The path leading to Your Inner Fish, which was published in 2008, began two years earlier, when Dr. Shubin, a renowned paleontologist and anatomy professor, discovered “Tiktaalik,” a prehistoric crocodile-like animal that may represent a missing link in the tree of life. In Your Inner Fish, he continues his exploration of evolution as he investigates fundamental questions of origins, development, and human existence. The book is both fact-filled and accessible to the non-scientist. It is also a kind of diary of his research, and a celebration of the pleasures and excitement that surround academic pursuits. Oliver Sacks said of Your Inner Fish that it is “…an intelligent, exhilarating, and compelling scientific adventure story, one which will change forever how you understand what it means to be human.”

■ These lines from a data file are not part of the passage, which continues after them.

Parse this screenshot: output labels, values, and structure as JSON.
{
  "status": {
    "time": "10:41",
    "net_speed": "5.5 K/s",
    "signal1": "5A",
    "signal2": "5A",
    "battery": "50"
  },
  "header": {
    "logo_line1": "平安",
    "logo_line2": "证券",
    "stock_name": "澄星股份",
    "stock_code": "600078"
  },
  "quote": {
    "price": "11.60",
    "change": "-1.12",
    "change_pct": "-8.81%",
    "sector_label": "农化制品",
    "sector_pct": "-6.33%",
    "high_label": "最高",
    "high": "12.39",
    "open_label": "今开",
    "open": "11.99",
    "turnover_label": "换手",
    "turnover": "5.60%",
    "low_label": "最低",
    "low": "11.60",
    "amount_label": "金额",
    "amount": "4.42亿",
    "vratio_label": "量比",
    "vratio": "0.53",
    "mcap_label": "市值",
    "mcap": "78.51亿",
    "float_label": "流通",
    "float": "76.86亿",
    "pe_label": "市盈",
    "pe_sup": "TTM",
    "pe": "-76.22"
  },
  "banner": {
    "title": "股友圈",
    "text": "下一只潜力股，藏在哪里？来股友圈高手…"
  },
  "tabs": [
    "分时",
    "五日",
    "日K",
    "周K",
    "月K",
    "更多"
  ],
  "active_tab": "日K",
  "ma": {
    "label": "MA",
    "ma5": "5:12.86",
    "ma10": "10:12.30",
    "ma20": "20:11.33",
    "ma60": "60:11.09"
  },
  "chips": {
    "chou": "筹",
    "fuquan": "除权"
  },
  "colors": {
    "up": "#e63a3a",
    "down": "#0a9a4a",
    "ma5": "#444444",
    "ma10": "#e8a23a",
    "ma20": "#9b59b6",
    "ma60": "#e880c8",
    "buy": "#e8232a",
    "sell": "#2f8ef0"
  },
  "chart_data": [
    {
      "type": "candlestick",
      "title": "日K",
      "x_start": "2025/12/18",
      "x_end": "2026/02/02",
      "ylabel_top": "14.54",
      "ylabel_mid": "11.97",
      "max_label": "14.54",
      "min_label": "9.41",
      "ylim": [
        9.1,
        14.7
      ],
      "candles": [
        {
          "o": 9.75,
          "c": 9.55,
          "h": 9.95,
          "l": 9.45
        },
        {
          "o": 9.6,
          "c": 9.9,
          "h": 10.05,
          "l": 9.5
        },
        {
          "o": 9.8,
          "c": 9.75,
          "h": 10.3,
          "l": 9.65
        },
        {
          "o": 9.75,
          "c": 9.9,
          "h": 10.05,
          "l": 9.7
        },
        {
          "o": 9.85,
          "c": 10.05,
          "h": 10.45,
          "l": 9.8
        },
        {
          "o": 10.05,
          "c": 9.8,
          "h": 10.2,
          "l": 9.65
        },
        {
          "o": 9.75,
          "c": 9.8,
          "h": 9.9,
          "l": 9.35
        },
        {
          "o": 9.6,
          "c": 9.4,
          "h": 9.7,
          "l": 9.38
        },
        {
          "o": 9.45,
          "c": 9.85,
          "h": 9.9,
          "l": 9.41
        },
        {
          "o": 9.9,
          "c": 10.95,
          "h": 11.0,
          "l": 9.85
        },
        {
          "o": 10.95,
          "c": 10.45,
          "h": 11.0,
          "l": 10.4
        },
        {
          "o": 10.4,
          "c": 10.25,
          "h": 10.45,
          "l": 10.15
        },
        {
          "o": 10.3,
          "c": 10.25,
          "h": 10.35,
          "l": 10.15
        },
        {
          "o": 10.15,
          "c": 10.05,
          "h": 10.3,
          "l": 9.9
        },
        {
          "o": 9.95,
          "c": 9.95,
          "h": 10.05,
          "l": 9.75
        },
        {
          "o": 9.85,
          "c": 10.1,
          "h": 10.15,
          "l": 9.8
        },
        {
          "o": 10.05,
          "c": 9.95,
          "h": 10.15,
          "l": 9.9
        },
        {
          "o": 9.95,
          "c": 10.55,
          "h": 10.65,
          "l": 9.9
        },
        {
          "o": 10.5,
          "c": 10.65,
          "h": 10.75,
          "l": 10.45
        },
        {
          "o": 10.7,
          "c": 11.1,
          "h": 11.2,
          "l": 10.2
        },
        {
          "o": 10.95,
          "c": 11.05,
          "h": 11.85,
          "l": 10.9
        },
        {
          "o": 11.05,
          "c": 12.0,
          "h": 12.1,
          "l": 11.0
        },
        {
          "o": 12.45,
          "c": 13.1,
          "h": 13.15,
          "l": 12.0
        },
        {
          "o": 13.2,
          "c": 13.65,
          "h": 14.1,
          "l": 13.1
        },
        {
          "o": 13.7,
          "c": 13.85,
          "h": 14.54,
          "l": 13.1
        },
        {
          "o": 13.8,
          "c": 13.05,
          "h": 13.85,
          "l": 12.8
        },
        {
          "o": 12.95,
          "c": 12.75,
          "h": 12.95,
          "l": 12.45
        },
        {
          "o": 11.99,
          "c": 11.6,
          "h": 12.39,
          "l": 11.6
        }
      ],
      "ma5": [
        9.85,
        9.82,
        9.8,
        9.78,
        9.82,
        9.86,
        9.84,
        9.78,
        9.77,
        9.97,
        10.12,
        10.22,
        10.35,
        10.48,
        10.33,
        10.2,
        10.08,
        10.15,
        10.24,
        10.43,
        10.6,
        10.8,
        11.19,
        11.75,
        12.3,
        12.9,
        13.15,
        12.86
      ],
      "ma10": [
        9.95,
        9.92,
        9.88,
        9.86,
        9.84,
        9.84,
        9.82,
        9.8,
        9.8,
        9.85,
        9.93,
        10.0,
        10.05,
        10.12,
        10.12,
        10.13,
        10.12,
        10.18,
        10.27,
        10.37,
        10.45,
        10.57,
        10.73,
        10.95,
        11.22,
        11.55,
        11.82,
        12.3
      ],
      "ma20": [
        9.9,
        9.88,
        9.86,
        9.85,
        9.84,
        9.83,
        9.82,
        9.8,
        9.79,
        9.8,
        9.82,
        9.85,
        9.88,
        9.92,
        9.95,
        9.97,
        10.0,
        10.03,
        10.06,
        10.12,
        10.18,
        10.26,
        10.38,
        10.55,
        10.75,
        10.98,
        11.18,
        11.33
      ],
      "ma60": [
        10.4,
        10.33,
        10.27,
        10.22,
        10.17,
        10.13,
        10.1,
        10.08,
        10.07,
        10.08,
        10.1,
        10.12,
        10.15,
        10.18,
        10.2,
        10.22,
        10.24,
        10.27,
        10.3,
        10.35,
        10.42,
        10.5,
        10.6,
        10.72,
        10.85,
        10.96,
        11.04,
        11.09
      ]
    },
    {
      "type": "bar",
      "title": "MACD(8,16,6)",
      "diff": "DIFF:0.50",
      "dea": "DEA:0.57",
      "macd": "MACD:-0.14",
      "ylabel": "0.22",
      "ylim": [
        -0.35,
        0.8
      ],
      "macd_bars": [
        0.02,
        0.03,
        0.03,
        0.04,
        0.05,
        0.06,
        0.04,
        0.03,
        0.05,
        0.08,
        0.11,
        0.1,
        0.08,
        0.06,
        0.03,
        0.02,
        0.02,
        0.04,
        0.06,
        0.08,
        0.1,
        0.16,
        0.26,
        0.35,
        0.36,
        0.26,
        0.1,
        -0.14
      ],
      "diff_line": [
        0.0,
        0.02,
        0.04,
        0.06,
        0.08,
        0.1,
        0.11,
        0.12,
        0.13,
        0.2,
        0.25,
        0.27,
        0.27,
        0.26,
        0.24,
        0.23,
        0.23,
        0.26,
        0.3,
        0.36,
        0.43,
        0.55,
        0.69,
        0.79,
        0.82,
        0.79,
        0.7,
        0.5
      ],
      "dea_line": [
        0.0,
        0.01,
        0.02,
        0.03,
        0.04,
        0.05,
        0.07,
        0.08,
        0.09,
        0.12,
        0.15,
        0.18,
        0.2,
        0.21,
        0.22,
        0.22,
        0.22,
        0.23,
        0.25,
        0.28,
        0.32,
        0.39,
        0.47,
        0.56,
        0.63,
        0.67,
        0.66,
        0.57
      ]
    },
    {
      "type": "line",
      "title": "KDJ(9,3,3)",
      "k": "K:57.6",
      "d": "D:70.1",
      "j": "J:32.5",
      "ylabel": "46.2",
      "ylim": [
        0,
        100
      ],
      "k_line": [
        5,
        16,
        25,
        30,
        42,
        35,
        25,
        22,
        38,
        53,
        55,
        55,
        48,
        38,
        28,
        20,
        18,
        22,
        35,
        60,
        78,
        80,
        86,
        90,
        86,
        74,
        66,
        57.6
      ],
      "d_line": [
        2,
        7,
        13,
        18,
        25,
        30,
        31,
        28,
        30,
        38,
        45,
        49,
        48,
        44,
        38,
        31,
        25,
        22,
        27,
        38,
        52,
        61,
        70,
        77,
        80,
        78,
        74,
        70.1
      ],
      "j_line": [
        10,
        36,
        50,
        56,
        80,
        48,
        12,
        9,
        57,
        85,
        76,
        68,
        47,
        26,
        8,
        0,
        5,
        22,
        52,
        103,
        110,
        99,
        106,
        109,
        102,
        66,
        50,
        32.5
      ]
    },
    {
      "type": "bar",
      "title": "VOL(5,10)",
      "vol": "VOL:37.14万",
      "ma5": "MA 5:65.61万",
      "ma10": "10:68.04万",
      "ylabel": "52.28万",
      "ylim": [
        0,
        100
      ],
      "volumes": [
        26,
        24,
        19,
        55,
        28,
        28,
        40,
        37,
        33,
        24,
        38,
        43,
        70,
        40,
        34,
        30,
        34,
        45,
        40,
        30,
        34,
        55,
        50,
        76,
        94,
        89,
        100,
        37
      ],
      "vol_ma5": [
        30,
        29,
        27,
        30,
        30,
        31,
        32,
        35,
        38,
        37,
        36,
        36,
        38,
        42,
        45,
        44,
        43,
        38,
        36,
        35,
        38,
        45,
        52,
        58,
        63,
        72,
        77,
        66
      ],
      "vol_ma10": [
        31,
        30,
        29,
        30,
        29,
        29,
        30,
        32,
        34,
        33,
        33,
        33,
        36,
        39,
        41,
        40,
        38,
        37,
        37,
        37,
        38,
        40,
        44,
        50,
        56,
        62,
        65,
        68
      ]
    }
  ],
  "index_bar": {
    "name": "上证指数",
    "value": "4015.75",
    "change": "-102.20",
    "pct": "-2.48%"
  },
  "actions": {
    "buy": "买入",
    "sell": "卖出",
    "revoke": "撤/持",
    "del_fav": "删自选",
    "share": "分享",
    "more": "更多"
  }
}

The choice of this year’s PRP book also reflects Penn’s commitment to the Year of Evolution, a commemoration of Charles Darwin’s 200th birthday that also examines the concept of change across many disciplines. Among the participating entities are the Penn Museum, many Penn departments and programs, and other Philadelphia cultural organizations, including the Academy of Natural Sciences. Year of Evolution programs will include lectures and symposia with celebrated scholars Janet Browne, Donald Johanson, Kenneth R. Miller and others, and the exhibition Surviving: The Body of Evidence at the Penn Museum, see www.yearofevolution.org.
PRP, now in its 18th year, was created as an introduction for incoming freshmen to academic life at Penn. Information about the Penn Reading Project and its history can be found at: www.collegehouses.upenn.edu/prp/.
Faculty members in all 12 schools are invited to take part as PRP discussion leaders. A copy of the text will be sent to discussion leaders and students in July, along with additional information about the Reading Project. If you wish to sign up, you may go directly to the database: www.rescomp.upenn.edu/prpleaders. (If you registered last year, you can simply update your information–and also indicate if you’ll participate in this year’s prep session and lectures.)